For the next several years, each time I tried to so much as broach the subject of a divorce, you’d cry again. You’d sob, actually. “You’re my wife,” you’d rant. “You’re supposed to stand by me. I need you.”
For what, exactly? To hold your ring?
Like that night many years earlier, when we’d stood together in a ticket line outside a movie theater in Times Square. “Here!” You’d suddenly panicked, pulling your gold wedding band off your finger as a man came toward us, waving happily at you. “Hold this,” you’d said, slipping the ring to me, “and act like we’re just friends.”
As always, to protect you, on instinct I did what you asked and acted like your denial of me hadn’t hurt.
That was not one of the nights I felt fond of you.
After we’d been living apart for three months, you took me on a “date.” We met on the corner of Mulberry Street, in Chinatown. We popped in at a Buddhist temple because you wanted to say a quick prayer. Then we went on to dinner together, to a place where only the Chinese people frequented. Everyone around us was speaking Mandarin. In those years, I couldn’t speak a word of it. After you died, though, I painstakingly taught myself to speak it, to read and write it. It gave me a degree of comfort, a measure of joy.
In the restaurant, you said, “Do you know what these people around us are saying?”
“Of course not,” I said.
“They want to know why a beautiful Caucasian woman like you is in a place like this having dinner with me.”
For some reason, we both found this very funny. Perhaps it was because we knew it was a question of cosmic proportions; that it was a question of destiny, a question of primal need and maybe even of unconquerable fear.
After dinner, we went for a winding walk through the busy, crazy streets of Chinatown.
“You look good,” you said to me.
“I stopped drinking,” I replied.
“It suits you–being separated from me, I mean.”

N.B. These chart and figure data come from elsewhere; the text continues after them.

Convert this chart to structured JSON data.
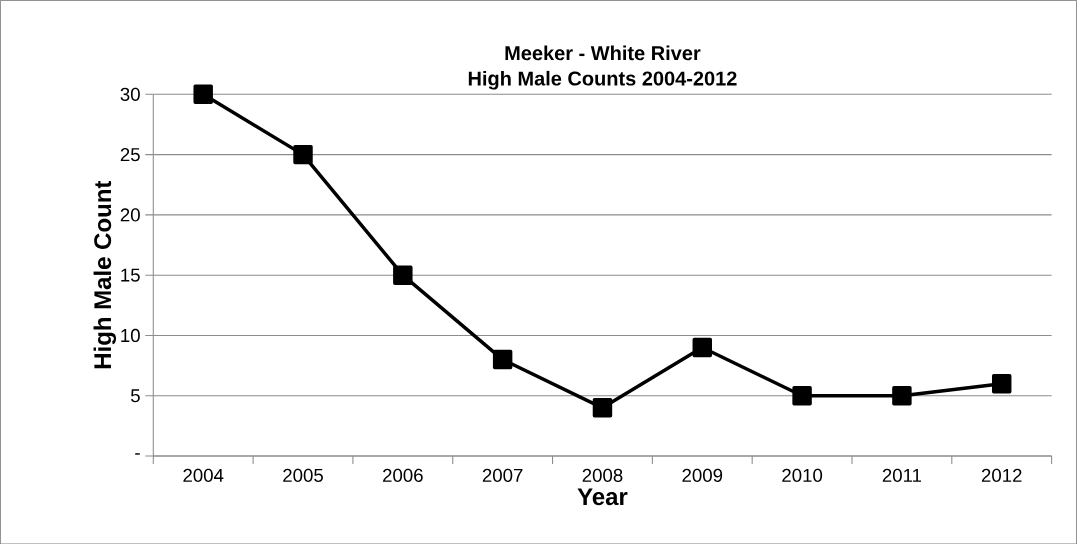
{
  "chart_data": {
    "type": "line",
    "title": "Meeker - White River",
    "subtitle": "High Male Counts 2004-2012",
    "xlabel": "Year",
    "ylabel": "High Male Count",
    "categories": [
      "2004",
      "2005",
      "2006",
      "2007",
      "2008",
      "2009",
      "2010",
      "2011",
      "2012"
    ],
    "series": [
      {
        "color": "#000000",
        "values": [
          30,
          25,
          15,
          8,
          4,
          9,
          5,
          5,
          6
        ]
      }
    ],
    "ylim": [
      0,
      30
    ],
    "yticks": [
      {
        "value": 0,
        "label": "-"
      },
      5,
      10,
      15,
      20,
      25,
      30
    ],
    "grid": "y",
    "marker": "square",
    "line_style": "solid"
  }
}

Then you handed me a small, gift-wrapped package. “It’s for you,” you said offhandedly. “I just wanted you to know I think of you now and then.”
I unwrapped the gift. It was a cassette tape of Willie Nelson’s song, “You Were Always On My Mind.”

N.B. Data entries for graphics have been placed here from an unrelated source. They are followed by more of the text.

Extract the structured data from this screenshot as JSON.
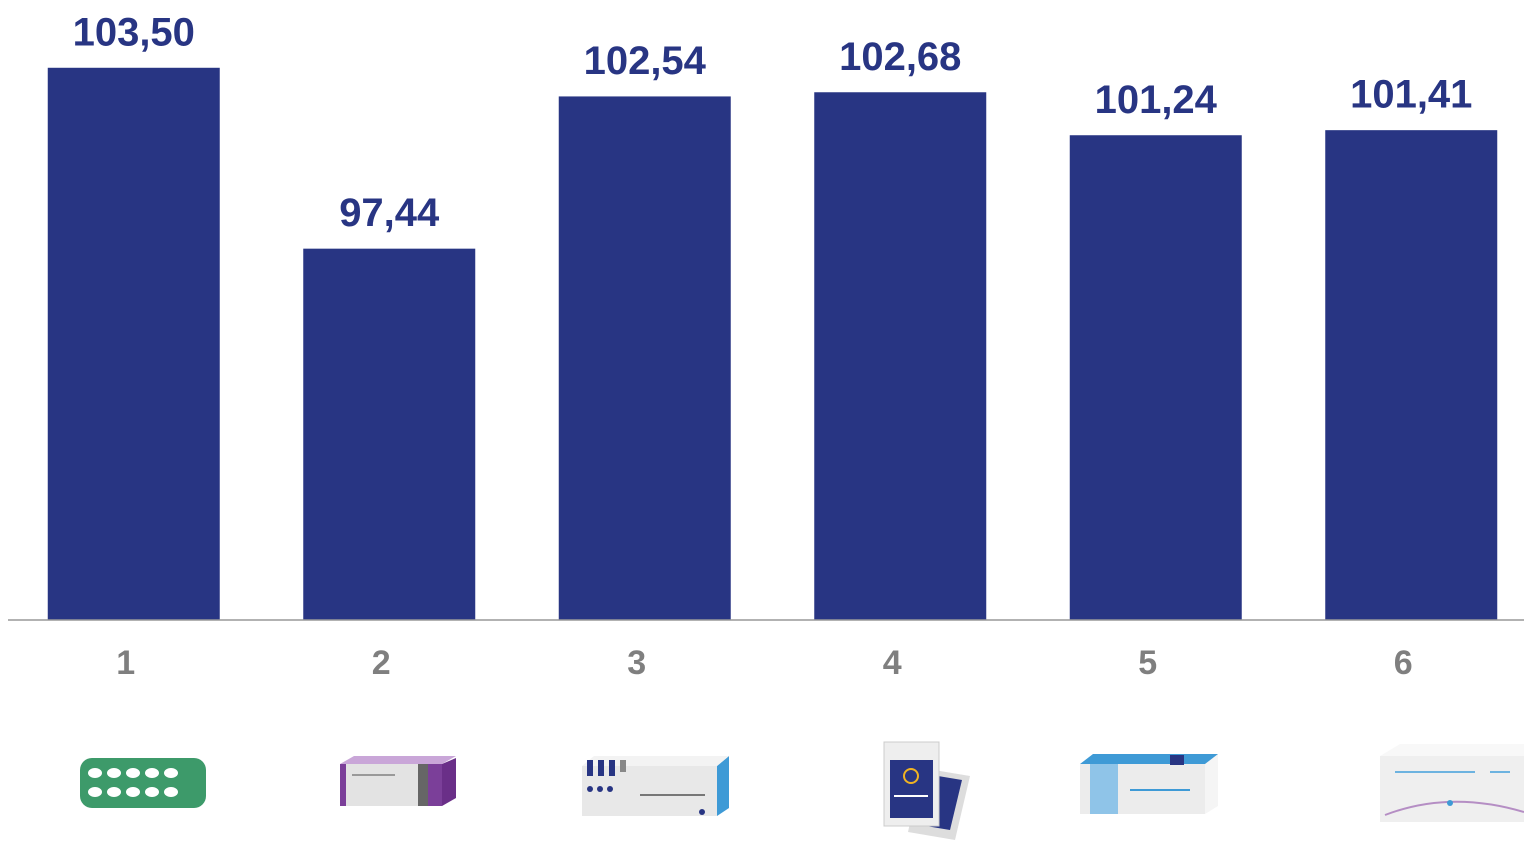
{
  "chart_data": {
    "type": "bar",
    "categories": [
      "1",
      "2",
      "3",
      "4",
      "5",
      "6"
    ],
    "values": [
      103.5,
      97.44,
      102.54,
      102.68,
      101.24,
      101.41
    ],
    "value_labels": [
      "103,50",
      "97,44",
      "102,54",
      "102,68",
      "101,24",
      "101,41"
    ],
    "color": "#283583",
    "ylim": [
      85,
      105
    ]
  }
}
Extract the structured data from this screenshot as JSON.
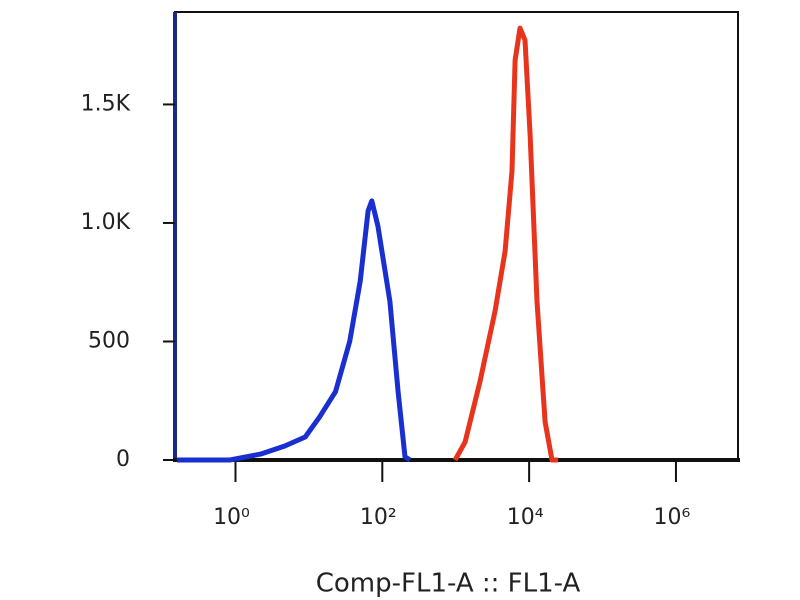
{
  "chart_data": {
    "type": "line",
    "x_label": "Comp-FL1-A :: FL1-A",
    "xscale": "log",
    "xlim": [
      0.15,
      7000000
    ],
    "xticks": [
      {
        "value": 1,
        "label": "10⁰"
      },
      {
        "value": 100,
        "label": "10²"
      },
      {
        "value": 10000,
        "label": "10⁴"
      },
      {
        "value": 1000000,
        "label": "10⁶"
      }
    ],
    "ylim": [
      0,
      1890
    ],
    "yticks": [
      0,
      500,
      {
        "value": 1000,
        "label": "1.0K"
      },
      {
        "value": 1500,
        "label": "1.5K"
      }
    ],
    "grid": false,
    "series": [
      {
        "color": "#1a2fd0",
        "x": [
          0.16,
          0.33,
          0.84,
          2.2,
          4.7,
          8.9,
          14,
          23,
          36,
          50,
          64,
          72,
          87,
          127,
          164,
          204,
          239
        ],
        "values": [
          0,
          0,
          0,
          25,
          59,
          97,
          182,
          288,
          500,
          754,
          1051,
          1093,
          987,
          669,
          288,
          13,
          0
        ]
      },
      {
        "color": "#e8341c",
        "x": [
          980,
          1340,
          2140,
          3430,
          4700,
          5850,
          6430,
          7520,
          8790,
          10300,
          12800,
          16500,
          20500,
          24800
        ],
        "values": [
          0,
          76,
          331,
          627,
          881,
          1220,
          1686,
          1822,
          1771,
          1373,
          669,
          161,
          0,
          0
        ]
      }
    ]
  }
}
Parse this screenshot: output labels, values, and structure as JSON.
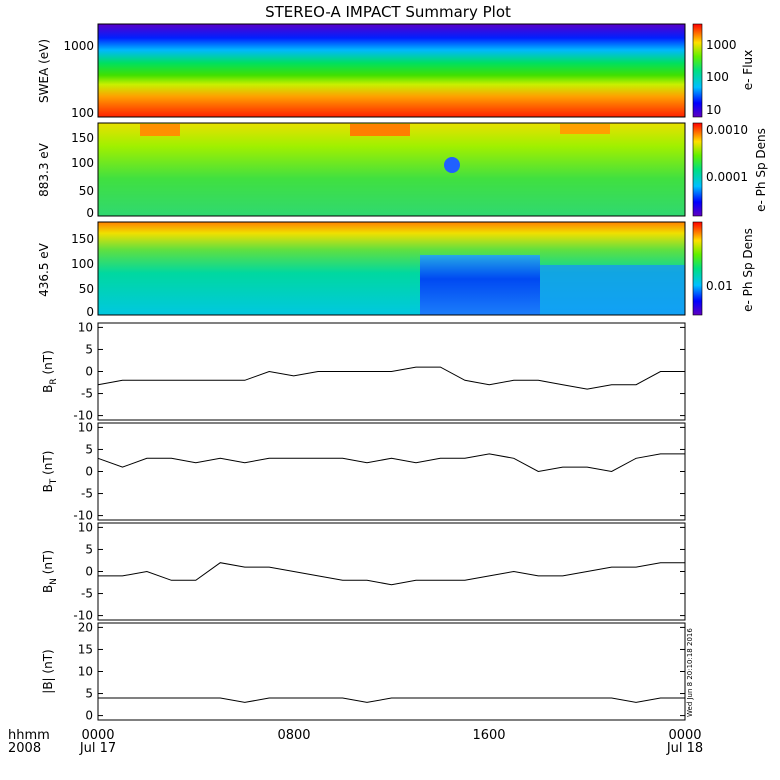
{
  "title": "STEREO-A IMPACT Summary Plot",
  "footer": {
    "hhmm": "hhmm",
    "year": "2008",
    "ticks": [
      "0000",
      "0800",
      "1600",
      "0000"
    ],
    "dates": [
      "Jul 17",
      "Jul 18"
    ]
  },
  "timestamp": "Wed Jun  8 20:10:18 2016",
  "colors": {
    "background": "#ffffff",
    "axis": "#000000",
    "line": "#000000"
  },
  "chart_data": [
    {
      "type": "heatmap",
      "ylabel": "SWEA (eV)",
      "yticks": [
        "1000",
        "100"
      ],
      "colorbar": {
        "label": "e- Flux",
        "ticks": [
          "1000",
          "100",
          "10"
        ],
        "scale": "log"
      },
      "scale": "log",
      "ylim": [
        100,
        2000
      ]
    },
    {
      "type": "heatmap",
      "ylabel": "883.3 eV",
      "yticks": [
        "0",
        "50",
        "100",
        "150"
      ],
      "ylim": [
        0,
        180
      ],
      "colorbar": {
        "label": "e- Ph Sp Dens",
        "ticks": [
          "0.0010",
          "0.0001"
        ],
        "scale": "log"
      }
    },
    {
      "type": "heatmap",
      "ylabel": "436.5 eV",
      "yticks": [
        "0",
        "50",
        "100",
        "150"
      ],
      "ylim": [
        0,
        180
      ],
      "colorbar": {
        "label": "e- Ph Sp Dens",
        "ticks": [
          "0.01"
        ],
        "scale": "log"
      }
    },
    {
      "type": "line",
      "ylabel_main": "B",
      "ylabel_sub": "R",
      "ylabel_unit": " (nT)",
      "yticks": [
        "10",
        "5",
        "0",
        "-5",
        "-10"
      ],
      "ylim": [
        -11,
        11
      ],
      "x_hours": [
        0,
        1,
        2,
        3,
        4,
        5,
        6,
        7,
        8,
        9,
        10,
        11,
        12,
        13,
        14,
        15,
        16,
        17,
        18,
        19,
        20,
        21,
        22,
        23,
        24
      ],
      "values": [
        -3,
        -2,
        -2,
        -2,
        -2,
        -2,
        -2,
        0,
        -1,
        0,
        0,
        0,
        0,
        1,
        1,
        -2,
        -3,
        -2,
        -2,
        -3,
        -4,
        -3,
        -3,
        0,
        0
      ]
    },
    {
      "type": "line",
      "ylabel_main": "B",
      "ylabel_sub": "T",
      "ylabel_unit": " (nT)",
      "yticks": [
        "10",
        "5",
        "0",
        "-5",
        "-10"
      ],
      "ylim": [
        -11,
        11
      ],
      "x_hours": [
        0,
        1,
        2,
        3,
        4,
        5,
        6,
        7,
        8,
        9,
        10,
        11,
        12,
        13,
        14,
        15,
        16,
        17,
        18,
        19,
        20,
        21,
        22,
        23,
        24
      ],
      "values": [
        3,
        1,
        3,
        3,
        2,
        3,
        2,
        3,
        3,
        3,
        3,
        2,
        3,
        2,
        3,
        3,
        4,
        3,
        0,
        1,
        1,
        0,
        3,
        4,
        4
      ]
    },
    {
      "type": "line",
      "ylabel_main": "B",
      "ylabel_sub": "N",
      "ylabel_unit": " (nT)",
      "yticks": [
        "10",
        "5",
        "0",
        "-5",
        "-10"
      ],
      "ylim": [
        -11,
        11
      ],
      "x_hours": [
        0,
        1,
        2,
        3,
        4,
        5,
        6,
        7,
        8,
        9,
        10,
        11,
        12,
        13,
        14,
        15,
        16,
        17,
        18,
        19,
        20,
        21,
        22,
        23,
        24
      ],
      "values": [
        -1,
        -1,
        0,
        -2,
        -2,
        2,
        1,
        1,
        0,
        -1,
        -2,
        -2,
        -3,
        -2,
        -2,
        -2,
        -1,
        0,
        -1,
        -1,
        0,
        1,
        1,
        2,
        2
      ]
    },
    {
      "type": "line",
      "ylabel_main": "|B|",
      "ylabel_sub": "",
      "ylabel_unit": " (nT)",
      "yticks": [
        "20",
        "15",
        "10",
        "5",
        "0"
      ],
      "ylim": [
        -1,
        21
      ],
      "x_hours": [
        0,
        1,
        2,
        3,
        4,
        5,
        6,
        7,
        8,
        9,
        10,
        11,
        12,
        13,
        14,
        15,
        16,
        17,
        18,
        19,
        20,
        21,
        22,
        23,
        24
      ],
      "values": [
        4,
        4,
        4,
        4,
        4,
        4,
        3,
        4,
        4,
        4,
        4,
        3,
        4,
        4,
        4,
        4,
        4,
        4,
        4,
        4,
        4,
        4,
        3,
        4,
        4
      ]
    }
  ]
}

Later that night, alone in my new apartment, I played the song over and over again. Of course, I cried.
Maybe I didn’t hold you, all those lonely, lonely times…
But you were always on my mind.
* * *
Fast-forward to here, to now.
I still have the Willie Nelson tape, although I know I won’t have it forever. Cassette tapes disintegrate and crumble over time, and it’s already been 22 years since Liu gave it to me. Not even cassettes are meant to last forever. I guess nothing is. By now, it’s no real surprise to me. Even a veritable institution like the Gaiety Theatre eventually closes its doors and vanishes into the outrageous night.

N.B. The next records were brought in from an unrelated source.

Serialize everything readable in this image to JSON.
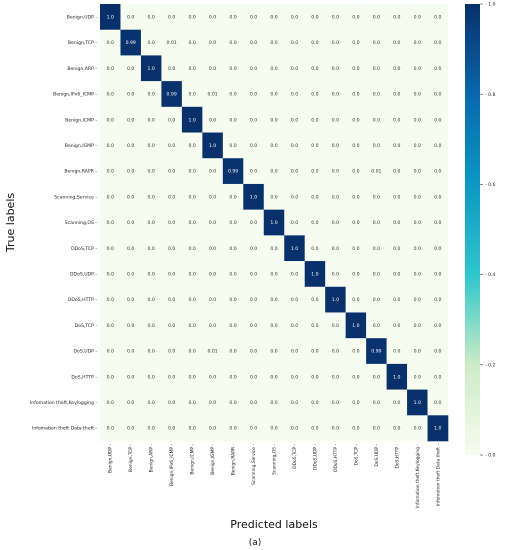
{
  "chart_data": {
    "type": "heatmap",
    "xlabel": "Predicted labels",
    "ylabel": "True labels",
    "caption": "(a)",
    "labels": [
      "Benign,UDP",
      "Benign,TCP",
      "Benign,ARP",
      "Benign,IPv6_ICMP",
      "Benign,ICMP",
      "Benign,IGMP",
      "Benign,RAPR",
      "Scanning,Service",
      "Scanning,OS",
      "DDoS,TCP",
      "DDoS,UDP",
      "DDoS,HTTP",
      "DoS,TCP",
      "DoS,UDP",
      "DoS,HTTP",
      "Infomation theft,Keylogging",
      "Infomation theft Data theft"
    ],
    "matrix": [
      [
        1.0,
        0.0,
        0.0,
        0.0,
        0.0,
        0.0,
        0.0,
        0.0,
        0.0,
        0.0,
        0.0,
        0.0,
        0.0,
        0.0,
        0.0,
        0.0,
        0.0
      ],
      [
        0.0,
        0.99,
        0.0,
        0.01,
        0.0,
        0.0,
        0.0,
        0.0,
        0.0,
        0.0,
        0.0,
        0.0,
        0.0,
        0.0,
        0.0,
        0.0,
        0.0
      ],
      [
        0.0,
        0.0,
        1.0,
        0.0,
        0.0,
        0.0,
        0.0,
        0.0,
        0.0,
        0.0,
        0.0,
        0.0,
        0.0,
        0.0,
        0.0,
        0.0,
        0.0
      ],
      [
        0.0,
        0.0,
        0.0,
        0.99,
        0.0,
        0.01,
        0.0,
        0.0,
        0.0,
        0.0,
        0.0,
        0.0,
        0.0,
        0.0,
        0.0,
        0.0,
        0.0
      ],
      [
        0.0,
        0.0,
        0.0,
        0.0,
        1.0,
        0.0,
        0.0,
        0.0,
        0.0,
        0.0,
        0.0,
        0.0,
        0.0,
        0.0,
        0.0,
        0.0,
        0.0
      ],
      [
        0.0,
        0.0,
        0.0,
        0.0,
        0.0,
        1.0,
        0.0,
        0.0,
        0.0,
        0.0,
        0.0,
        0.0,
        0.0,
        0.0,
        0.0,
        0.0,
        0.0
      ],
      [
        0.0,
        0.0,
        0.0,
        0.0,
        0.0,
        0.0,
        0.99,
        0.0,
        0.0,
        0.0,
        0.0,
        0.0,
        0.0,
        0.01,
        0.0,
        0.0,
        0.0
      ],
      [
        0.0,
        0.0,
        0.0,
        0.0,
        0.0,
        0.0,
        0.0,
        1.0,
        0.0,
        0.0,
        0.0,
        0.0,
        0.0,
        0.0,
        0.0,
        0.0,
        0.0
      ],
      [
        0.0,
        0.0,
        0.0,
        0.0,
        0.0,
        0.0,
        0.0,
        0.0,
        1.0,
        0.0,
        0.0,
        0.0,
        0.0,
        0.0,
        0.0,
        0.0,
        0.0
      ],
      [
        0.0,
        0.0,
        0.0,
        0.0,
        0.0,
        0.0,
        0.0,
        0.0,
        0.0,
        1.0,
        0.0,
        0.0,
        0.0,
        0.0,
        0.0,
        0.0,
        0.0
      ],
      [
        0.0,
        0.0,
        0.0,
        0.0,
        0.0,
        0.0,
        0.0,
        0.0,
        0.0,
        0.0,
        1.0,
        0.0,
        0.0,
        0.0,
        0.0,
        0.0,
        0.0
      ],
      [
        0.0,
        0.0,
        0.0,
        0.0,
        0.0,
        0.0,
        0.0,
        0.0,
        0.0,
        0.0,
        0.0,
        1.0,
        0.0,
        0.0,
        0.0,
        0.0,
        0.0
      ],
      [
        0.0,
        0.0,
        0.0,
        0.0,
        0.0,
        0.0,
        0.0,
        0.0,
        0.0,
        0.0,
        0.0,
        0.0,
        1.0,
        0.0,
        0.0,
        0.0,
        0.0
      ],
      [
        0.0,
        0.0,
        0.0,
        0.0,
        0.0,
        0.01,
        0.0,
        0.0,
        0.0,
        0.0,
        0.0,
        0.0,
        0.0,
        0.99,
        0.0,
        0.0,
        0.0
      ],
      [
        0.0,
        0.0,
        0.0,
        0.0,
        0.0,
        0.0,
        0.0,
        0.0,
        0.0,
        0.0,
        0.0,
        0.0,
        0.0,
        0.0,
        1.0,
        0.0,
        0.0
      ],
      [
        0.0,
        0.0,
        0.0,
        0.0,
        0.0,
        0.0,
        0.0,
        0.0,
        0.0,
        0.0,
        0.0,
        0.0,
        0.0,
        0.0,
        0.0,
        1.0,
        0.0
      ],
      [
        0.0,
        0.0,
        0.0,
        0.0,
        0.0,
        0.0,
        0.0,
        0.0,
        0.0,
        0.0,
        0.0,
        0.0,
        0.0,
        0.0,
        0.0,
        0.0,
        1.0
      ]
    ],
    "value_range": [
      0.0,
      1.0
    ],
    "colorbar": {
      "ticks": [
        "0.0",
        "0.2",
        "0.4",
        "0.6",
        "0.8",
        "1.0"
      ],
      "colormap": "GnBu",
      "colors": [
        "#f7fcf0",
        "#ccebc5",
        "#2ec6cc",
        "#0b98c4",
        "#0868ac",
        "#08306b"
      ]
    },
    "grid": false
  }
}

I take no issue with men loving men. I support it. I’ll go so far as to say I celebrate it and always have. But I don’t think it’s a woman’s place to marry into it. I feel sorry for those women I sometimes see on tabloid TV shows, who find out, in front of the televised world, that their husbands are raging queers after dark and the poor women are the last to know. I haven’t been spared too many travesties in my life but at least I was spared that particular one.
In the last note I received from my (by then) ex-husband Liu before he died, he wrote, “Marilyn, dearest, I am forever grateful to you. I will never forget you and all you did for me.” Here, he was referring to how I’d petitioned the Naturalization Services to help him become an American citizen, even though we were legally separated; and how, after he’d been raped by a deranged Filipino man and wound up in an Emergency Room in Honolulu, I’d stood by him; or how I’d held his hand while he’d wept uncontrollably, having just been unceremoniously dumped by his much older Brazilian lover for a much younger Chinese boy. Those types of things. The types of things any wife does in a pinch, I figure–right? Liu’s note indicated he was grateful for all of it and then some.
Why did his last note to me leave me feeling so defeated?
Still that darn gratitude, I realized, and not a speck of the word love. Was I still expecting it after all that time? Always a bit of a romantic, I’m ashamed to admit it; I was.